(221b) Micelle's Role in Contributing to Reduce the Dynamic Surface Tension at An Air/Water Interface

Authors: 
Huang, F., City College of New York
Bhole, N., City College and Graduate Center, City University of New York
Maldarelli, C., The City College of New York


In the conventional studies of the surfactant transport from a micellar solution onto an air/water interface, the micelle's contribution to the dynamic surface tension reduction is solely taken as a reservoir which can release monomer when the micelle and monomer equilibrium in the bulk is disturbed by the depletion of monomer from the bulk due to the adsorption of monomer onto the interface. The fact that the highest concentration of the monomer can be replenished by micelle breakup in the bulk is the critical micelle concentration (CMC) imposes a kinetic limit on this route. There is observed contradiction between this kinetic limit and the experimental results obtained by the pendant bubble apparatus showing that highly concentrated micellar solution can relax the surface tension much faster than the kinetic limit can predict.

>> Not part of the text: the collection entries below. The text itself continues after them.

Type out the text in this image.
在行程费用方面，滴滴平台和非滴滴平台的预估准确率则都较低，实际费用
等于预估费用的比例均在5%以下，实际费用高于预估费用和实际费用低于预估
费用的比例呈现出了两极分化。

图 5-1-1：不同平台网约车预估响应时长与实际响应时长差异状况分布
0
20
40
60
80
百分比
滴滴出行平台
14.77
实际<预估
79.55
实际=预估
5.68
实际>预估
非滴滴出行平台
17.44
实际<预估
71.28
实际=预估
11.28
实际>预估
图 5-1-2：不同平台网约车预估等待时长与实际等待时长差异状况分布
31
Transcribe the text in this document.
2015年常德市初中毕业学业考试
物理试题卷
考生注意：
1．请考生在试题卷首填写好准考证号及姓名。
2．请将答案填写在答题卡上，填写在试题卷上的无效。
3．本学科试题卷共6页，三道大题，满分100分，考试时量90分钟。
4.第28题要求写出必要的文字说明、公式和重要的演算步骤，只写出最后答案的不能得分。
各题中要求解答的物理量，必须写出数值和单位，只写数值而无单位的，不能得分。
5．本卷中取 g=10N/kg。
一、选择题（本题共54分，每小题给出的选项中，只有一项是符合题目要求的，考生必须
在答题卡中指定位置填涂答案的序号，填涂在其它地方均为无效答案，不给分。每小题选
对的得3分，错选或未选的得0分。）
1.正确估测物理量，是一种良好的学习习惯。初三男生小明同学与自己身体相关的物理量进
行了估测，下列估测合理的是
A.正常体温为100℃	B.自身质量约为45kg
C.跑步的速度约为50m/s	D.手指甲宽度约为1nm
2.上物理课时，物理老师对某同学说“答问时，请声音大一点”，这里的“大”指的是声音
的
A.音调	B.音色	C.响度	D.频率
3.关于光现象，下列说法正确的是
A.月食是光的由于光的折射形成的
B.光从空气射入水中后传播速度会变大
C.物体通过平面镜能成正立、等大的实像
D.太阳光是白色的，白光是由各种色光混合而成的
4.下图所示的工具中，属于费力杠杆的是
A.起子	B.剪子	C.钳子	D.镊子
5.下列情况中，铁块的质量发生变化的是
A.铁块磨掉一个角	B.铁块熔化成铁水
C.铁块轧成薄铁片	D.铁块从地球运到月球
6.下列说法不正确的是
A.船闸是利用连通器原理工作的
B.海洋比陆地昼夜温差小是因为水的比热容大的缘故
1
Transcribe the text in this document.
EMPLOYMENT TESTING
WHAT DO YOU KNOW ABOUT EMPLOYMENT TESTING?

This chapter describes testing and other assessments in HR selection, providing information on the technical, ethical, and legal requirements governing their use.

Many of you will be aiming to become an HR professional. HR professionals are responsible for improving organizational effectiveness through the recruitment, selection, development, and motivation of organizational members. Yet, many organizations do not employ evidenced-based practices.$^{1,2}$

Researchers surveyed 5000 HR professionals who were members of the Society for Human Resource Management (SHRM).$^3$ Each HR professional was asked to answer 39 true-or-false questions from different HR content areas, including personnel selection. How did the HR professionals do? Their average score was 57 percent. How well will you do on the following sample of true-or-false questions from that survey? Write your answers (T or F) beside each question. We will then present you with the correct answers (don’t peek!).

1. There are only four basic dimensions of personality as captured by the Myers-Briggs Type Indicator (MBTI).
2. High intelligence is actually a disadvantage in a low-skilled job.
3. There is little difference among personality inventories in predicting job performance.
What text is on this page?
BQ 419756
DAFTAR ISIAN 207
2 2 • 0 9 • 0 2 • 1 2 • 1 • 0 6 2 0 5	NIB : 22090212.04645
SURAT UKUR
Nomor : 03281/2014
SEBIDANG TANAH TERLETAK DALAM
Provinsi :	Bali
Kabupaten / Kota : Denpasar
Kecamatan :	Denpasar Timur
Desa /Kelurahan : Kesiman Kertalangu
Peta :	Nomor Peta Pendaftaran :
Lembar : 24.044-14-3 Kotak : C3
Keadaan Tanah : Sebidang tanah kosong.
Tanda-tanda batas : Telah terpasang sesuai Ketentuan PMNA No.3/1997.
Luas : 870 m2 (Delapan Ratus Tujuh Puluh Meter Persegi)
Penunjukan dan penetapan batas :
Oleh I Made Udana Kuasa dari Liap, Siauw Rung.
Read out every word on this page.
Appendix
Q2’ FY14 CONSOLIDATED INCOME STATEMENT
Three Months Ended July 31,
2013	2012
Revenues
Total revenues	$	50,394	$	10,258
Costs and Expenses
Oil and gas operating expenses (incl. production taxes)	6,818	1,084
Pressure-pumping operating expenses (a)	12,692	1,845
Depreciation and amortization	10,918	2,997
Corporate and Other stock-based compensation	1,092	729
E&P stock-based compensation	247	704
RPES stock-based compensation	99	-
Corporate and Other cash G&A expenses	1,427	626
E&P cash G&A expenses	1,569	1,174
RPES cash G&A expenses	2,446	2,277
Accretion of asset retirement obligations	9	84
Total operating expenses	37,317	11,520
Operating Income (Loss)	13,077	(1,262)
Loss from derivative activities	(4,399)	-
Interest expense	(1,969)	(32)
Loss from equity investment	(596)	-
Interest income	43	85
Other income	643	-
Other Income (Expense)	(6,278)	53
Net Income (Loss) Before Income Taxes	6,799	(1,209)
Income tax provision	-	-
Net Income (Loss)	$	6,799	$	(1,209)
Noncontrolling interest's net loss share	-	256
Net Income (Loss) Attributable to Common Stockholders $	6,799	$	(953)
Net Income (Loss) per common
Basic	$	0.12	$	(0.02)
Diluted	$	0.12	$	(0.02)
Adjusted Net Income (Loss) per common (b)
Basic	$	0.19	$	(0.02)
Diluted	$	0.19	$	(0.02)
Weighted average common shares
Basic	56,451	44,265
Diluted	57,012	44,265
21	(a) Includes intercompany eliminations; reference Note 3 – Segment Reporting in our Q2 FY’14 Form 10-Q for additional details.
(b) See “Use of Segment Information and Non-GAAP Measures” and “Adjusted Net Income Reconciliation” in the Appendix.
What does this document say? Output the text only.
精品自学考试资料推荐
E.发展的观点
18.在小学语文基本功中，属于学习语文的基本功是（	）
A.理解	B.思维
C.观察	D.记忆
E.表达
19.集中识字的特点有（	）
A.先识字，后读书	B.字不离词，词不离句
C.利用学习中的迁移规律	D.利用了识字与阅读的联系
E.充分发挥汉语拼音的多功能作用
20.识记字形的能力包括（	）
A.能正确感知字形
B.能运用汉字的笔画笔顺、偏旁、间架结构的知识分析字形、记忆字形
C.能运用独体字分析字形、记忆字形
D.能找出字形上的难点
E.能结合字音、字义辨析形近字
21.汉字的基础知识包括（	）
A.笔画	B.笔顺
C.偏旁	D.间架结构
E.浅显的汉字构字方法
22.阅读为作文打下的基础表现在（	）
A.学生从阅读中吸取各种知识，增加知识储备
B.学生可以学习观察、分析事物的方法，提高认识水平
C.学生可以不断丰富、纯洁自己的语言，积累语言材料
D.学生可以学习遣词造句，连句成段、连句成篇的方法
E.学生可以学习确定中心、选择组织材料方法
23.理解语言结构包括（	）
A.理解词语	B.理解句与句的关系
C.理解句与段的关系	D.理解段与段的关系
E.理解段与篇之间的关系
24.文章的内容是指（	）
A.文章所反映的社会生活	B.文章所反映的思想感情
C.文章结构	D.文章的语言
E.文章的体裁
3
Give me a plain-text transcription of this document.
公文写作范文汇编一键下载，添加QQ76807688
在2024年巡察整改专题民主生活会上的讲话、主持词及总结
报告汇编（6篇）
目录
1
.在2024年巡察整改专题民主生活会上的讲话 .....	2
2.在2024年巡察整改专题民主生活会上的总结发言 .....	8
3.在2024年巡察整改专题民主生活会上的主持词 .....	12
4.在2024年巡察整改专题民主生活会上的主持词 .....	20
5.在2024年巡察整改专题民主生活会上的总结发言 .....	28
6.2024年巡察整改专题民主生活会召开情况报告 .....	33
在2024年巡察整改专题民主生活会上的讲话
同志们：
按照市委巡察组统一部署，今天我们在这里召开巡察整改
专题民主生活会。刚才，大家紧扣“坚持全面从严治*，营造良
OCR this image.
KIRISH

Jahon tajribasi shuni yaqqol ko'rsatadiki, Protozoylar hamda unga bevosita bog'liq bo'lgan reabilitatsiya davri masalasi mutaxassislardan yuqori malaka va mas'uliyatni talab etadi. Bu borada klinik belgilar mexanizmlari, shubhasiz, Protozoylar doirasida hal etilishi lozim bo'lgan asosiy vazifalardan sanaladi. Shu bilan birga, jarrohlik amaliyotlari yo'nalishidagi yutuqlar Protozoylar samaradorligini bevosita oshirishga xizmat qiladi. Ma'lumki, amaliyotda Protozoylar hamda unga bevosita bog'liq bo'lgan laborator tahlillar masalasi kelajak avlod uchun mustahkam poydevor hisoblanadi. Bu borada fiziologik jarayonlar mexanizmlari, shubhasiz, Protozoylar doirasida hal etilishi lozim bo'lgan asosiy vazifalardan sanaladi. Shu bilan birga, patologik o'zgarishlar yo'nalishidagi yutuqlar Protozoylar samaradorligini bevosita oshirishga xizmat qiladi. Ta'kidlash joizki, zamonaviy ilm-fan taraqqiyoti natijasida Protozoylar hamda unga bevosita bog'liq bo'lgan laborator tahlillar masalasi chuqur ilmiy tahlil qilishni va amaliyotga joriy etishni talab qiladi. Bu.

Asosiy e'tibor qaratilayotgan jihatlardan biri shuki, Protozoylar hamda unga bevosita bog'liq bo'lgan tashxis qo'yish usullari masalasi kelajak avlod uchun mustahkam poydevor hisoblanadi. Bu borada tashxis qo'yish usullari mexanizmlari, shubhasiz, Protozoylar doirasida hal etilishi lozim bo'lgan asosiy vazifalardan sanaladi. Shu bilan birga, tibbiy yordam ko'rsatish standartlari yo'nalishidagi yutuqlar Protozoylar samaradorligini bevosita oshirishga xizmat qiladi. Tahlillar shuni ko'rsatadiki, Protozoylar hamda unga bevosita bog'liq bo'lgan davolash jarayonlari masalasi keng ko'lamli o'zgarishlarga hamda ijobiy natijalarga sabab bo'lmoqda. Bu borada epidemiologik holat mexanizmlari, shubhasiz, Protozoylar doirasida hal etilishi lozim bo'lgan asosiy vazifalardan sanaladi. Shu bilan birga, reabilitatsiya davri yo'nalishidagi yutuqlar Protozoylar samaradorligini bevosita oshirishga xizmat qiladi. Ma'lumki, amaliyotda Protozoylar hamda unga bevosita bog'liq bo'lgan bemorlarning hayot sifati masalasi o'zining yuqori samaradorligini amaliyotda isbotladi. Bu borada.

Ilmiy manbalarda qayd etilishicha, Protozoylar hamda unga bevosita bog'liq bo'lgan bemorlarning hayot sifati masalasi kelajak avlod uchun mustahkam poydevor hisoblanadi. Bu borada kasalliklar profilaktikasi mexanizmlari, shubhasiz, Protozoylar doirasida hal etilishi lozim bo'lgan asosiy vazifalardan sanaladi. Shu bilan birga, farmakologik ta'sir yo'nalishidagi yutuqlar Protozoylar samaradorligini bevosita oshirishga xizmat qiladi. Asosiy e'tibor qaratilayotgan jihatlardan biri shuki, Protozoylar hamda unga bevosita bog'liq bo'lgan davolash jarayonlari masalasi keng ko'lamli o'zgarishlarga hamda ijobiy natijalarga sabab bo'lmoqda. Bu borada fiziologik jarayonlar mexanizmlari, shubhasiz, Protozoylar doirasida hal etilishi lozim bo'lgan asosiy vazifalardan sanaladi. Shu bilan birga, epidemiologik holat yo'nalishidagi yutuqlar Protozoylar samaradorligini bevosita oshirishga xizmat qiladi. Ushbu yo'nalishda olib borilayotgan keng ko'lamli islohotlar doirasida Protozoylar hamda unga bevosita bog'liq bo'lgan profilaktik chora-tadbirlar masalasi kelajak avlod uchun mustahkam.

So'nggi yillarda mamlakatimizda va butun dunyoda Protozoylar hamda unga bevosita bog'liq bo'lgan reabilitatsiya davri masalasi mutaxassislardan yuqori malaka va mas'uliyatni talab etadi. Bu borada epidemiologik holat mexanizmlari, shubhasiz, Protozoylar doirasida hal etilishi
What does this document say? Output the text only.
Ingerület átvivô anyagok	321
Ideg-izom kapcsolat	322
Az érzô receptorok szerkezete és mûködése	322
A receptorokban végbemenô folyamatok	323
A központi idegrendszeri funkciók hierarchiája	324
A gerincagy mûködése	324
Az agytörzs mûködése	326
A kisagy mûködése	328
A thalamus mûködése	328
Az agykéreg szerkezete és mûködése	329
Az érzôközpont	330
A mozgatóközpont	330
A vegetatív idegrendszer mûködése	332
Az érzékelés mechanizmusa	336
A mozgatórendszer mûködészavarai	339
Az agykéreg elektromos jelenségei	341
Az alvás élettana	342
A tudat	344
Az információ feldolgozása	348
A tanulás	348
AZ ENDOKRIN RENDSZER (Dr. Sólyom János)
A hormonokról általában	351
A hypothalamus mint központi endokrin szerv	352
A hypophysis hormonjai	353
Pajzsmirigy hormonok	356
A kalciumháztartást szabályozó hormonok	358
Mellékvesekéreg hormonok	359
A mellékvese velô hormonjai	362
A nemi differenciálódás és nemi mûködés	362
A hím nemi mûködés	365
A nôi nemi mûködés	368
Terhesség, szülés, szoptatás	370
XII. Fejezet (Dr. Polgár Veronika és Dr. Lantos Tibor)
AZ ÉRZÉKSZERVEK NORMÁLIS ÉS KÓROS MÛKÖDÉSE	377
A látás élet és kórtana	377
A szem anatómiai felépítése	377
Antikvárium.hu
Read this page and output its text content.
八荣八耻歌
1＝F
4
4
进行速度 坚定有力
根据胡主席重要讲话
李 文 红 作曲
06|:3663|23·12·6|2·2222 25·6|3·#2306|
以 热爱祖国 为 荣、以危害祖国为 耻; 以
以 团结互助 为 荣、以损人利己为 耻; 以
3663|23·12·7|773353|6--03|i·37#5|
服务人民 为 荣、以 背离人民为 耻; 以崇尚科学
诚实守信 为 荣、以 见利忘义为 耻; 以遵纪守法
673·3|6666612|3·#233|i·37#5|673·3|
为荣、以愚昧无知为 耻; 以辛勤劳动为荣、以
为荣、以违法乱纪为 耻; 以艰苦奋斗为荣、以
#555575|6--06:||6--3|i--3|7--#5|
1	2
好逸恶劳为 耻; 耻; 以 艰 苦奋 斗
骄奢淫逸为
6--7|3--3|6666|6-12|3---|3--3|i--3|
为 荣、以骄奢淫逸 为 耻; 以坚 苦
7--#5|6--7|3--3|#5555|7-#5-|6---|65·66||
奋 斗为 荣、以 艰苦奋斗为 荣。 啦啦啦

In this paper, the theory and experimental study of the surfactant transport from the micelle solution includes the novel route that micelle can directly adsorb onto the interface and then break up into monomers which can be incorporated into the surface monolayer later. Fluorescence resonance energy transfer (FRET) study using confocal laser scanning microscope is carried out to show the experimental evidence of the micelle direct adsorption. The FRET donor (NBD labeled phospholipid) is spread on a clean air/water interface of a pure water layer. The FRET acceptor (Nile red) is incorporated into micelle core of Hexaethylene glycol monotetradcyl ether surfactant (C14E6). After the introduction of the acceptor labeled micelle solution underneath the excited-donor labeled air water interface, FRET emission with excited acceptor single is detected by confocal. The excited acceptor has to be in the vicinity of the donor (on the surface) to be excited, and the acceptor can only be transported onto the surface by the direct micelle adsorption route, in which micelle direct adsorb onto the surface, break up and release the acceptor, which than can be incorporated into the surface monolayer.